Es ist eine frühe und kurze Szene, die der Handlung nichts beiträgt, doch sie illustriert mit unbeschwerter Leichtigkeit, was diesen Serpico selbst antreibt, was den gesamten Film ausmacht: das Dilemma zwischen Ideal und Realität. Die Ambition auf der einen Seite, das Geld auf der anderen. Und immer, wenn ich mit meinen Kollegen in der Museumsaufsicht spreche, muss ich an diese kleine und unscheinbare Szene denken – so viele, die neben mir und mit mir so unscheinbar in den Galerien stehen, sie haben so große Ambitionen, Träume, Ideale, sie sind oder waren in der Ausbildung, im Schaffen, auf dem Weg zu dem, der sie sein wollen, und auf einer Party könnte ich sie alle so vorstellen: „Sie ist Sängerin, sie arbeitet im Museum.“ – „Er ist Regisseur, er arbeitet im Museum.“ – „Die beiden sind Fotografen, sie arbeiten im Museum.“

Ich erinnere mich an einen Dienst, vor einiger Zeit, als ich noch regelmäßig im Touristenschloss im Einsatz war; ich saß im Pausenraum an dem langen und hellen Buchentisch, und mir gegenüber eine ältere Kollegin (sie ist studierte Historikerin, hat in ihrem Wunschbereich nie eine Stelle gefunden), und sie erzählt mir plötzlich von einem ehemaligen Mitarbeiter in der Garderobe, der sich jahrelang erfolglos für das Reinhardtseminar beworben hätte; irgendwann war er gebrochen, hat nach dem fünften gescheiterten Versuch die Schauspielschule sein lassen und die gesamte Kunst verworfen – obwohl er daneben schon ein abgeschlossenes Musikstudium in der Tasche hatte. Sie hätte ihm gesagt, die besten Schauspieler wären eh alle von der Schule geflogen, also was soll’s, es geht auch ohne, nur nicht aufgeben.
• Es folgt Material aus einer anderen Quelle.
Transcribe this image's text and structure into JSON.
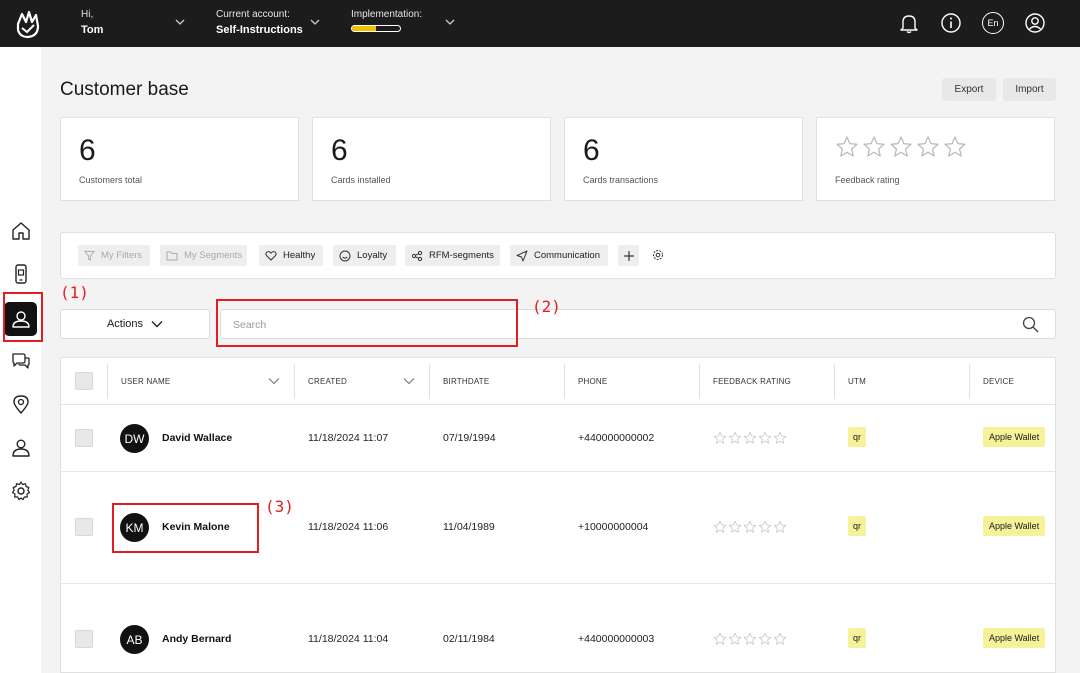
{
  "topbar": {
    "greeting": "Hi,",
    "user_name": "Tom",
    "account_label": "Current account:",
    "account_name": "Self-Instructions",
    "implementation_label": "Implementation:",
    "implementation_progress": 0.5,
    "language": "En"
  },
  "page": {
    "title": "Customer base",
    "export_label": "Export",
    "import_label": "Import"
  },
  "stats": [
    {
      "value": "6",
      "label": "Customers total"
    },
    {
      "value": "6",
      "label": "Cards installed"
    },
    {
      "value": "6",
      "label": "Cards transactions"
    },
    {
      "label": "Feedback rating",
      "rating": 0,
      "max": 5
    }
  ],
  "filters": {
    "my_filters": "My Filters",
    "my_segments": "My Segments",
    "healthy": "Healthy",
    "loyalty": "Loyalty",
    "rfm": "RFM-segments",
    "communication": "Communication"
  },
  "toolbar": {
    "actions_label": "Actions",
    "search_placeholder": "Search"
  },
  "annotations": {
    "a1": "(1)",
    "a2": "(2)",
    "a3": "(3)"
  },
  "table": {
    "columns": {
      "user_name": "USER NAME",
      "created": "CREATED",
      "birthdate": "BIRTHDATE",
      "phone": "PHONE",
      "feedback": "FEEDBACK RATING",
      "utm": "UTM",
      "device": "DEVICE"
    },
    "rows": [
      {
        "initials": "DW",
        "name": "David Wallace",
        "created": "11/18/2024 11:07",
        "birthdate": "07/19/1994",
        "phone": "+440000000002",
        "utm": "qr",
        "device": "Apple Wallet"
      },
      {
        "initials": "KM",
        "name": "Kevin Malone",
        "created": "11/18/2024 11:06",
        "birthdate": "11/04/1989",
        "phone": "+10000000004",
        "utm": "qr",
        "device": "Apple Wallet"
      },
      {
        "initials": "AB",
        "name": "Andy Bernard",
        "created": "11/18/2024 11:04",
        "birthdate": "02/11/1984",
        "phone": "+440000000003",
        "utm": "qr",
        "device": "Apple Wallet"
      }
    ]
  },
  "colors": {
    "topbar_bg": "#1c1c1c",
    "progress_fill": "#f2c200",
    "badge_bg": "#f6f29a",
    "annotation": "#e02020"
  }
}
„Nur nicht aufgeben“, denke ich, das ist er, der eine Satz, die geheime Parole, die nicht vergessen werden darf, die jede Museumsaufsicht mit kunstsinnigen Träumen, jeden Gesetzeshüter mit hehren Idealen durch den Tag bringen muss. Serpico ist vor genau fünfzig Jahren erschienen, und am Ende triumphiert die Figur, der ehrliche Außenseiter, gegen das korrupte System, das er bekämpft; doch er verliert dabei nicht wenig, und er wird niemanden haben, mit dem er den späten Sieg befeiern kann. Die Moral bleibt zwiespältig, wie in allen Werken des großen Lumets, und dennoch scheint es keine Alternative zu dieser Parole, zu dem ewigen Ratschlag der weisen Kollegin und studierten Historikerin zu geben, wenn du den Willen, die Ambition, das unwahrscheinliche Ziel in dir spürst, das du nicht leugnen kannst, auch wenn alles dagegen spricht, auch wenn du fünfmal an der Schauspielschule scheiterst.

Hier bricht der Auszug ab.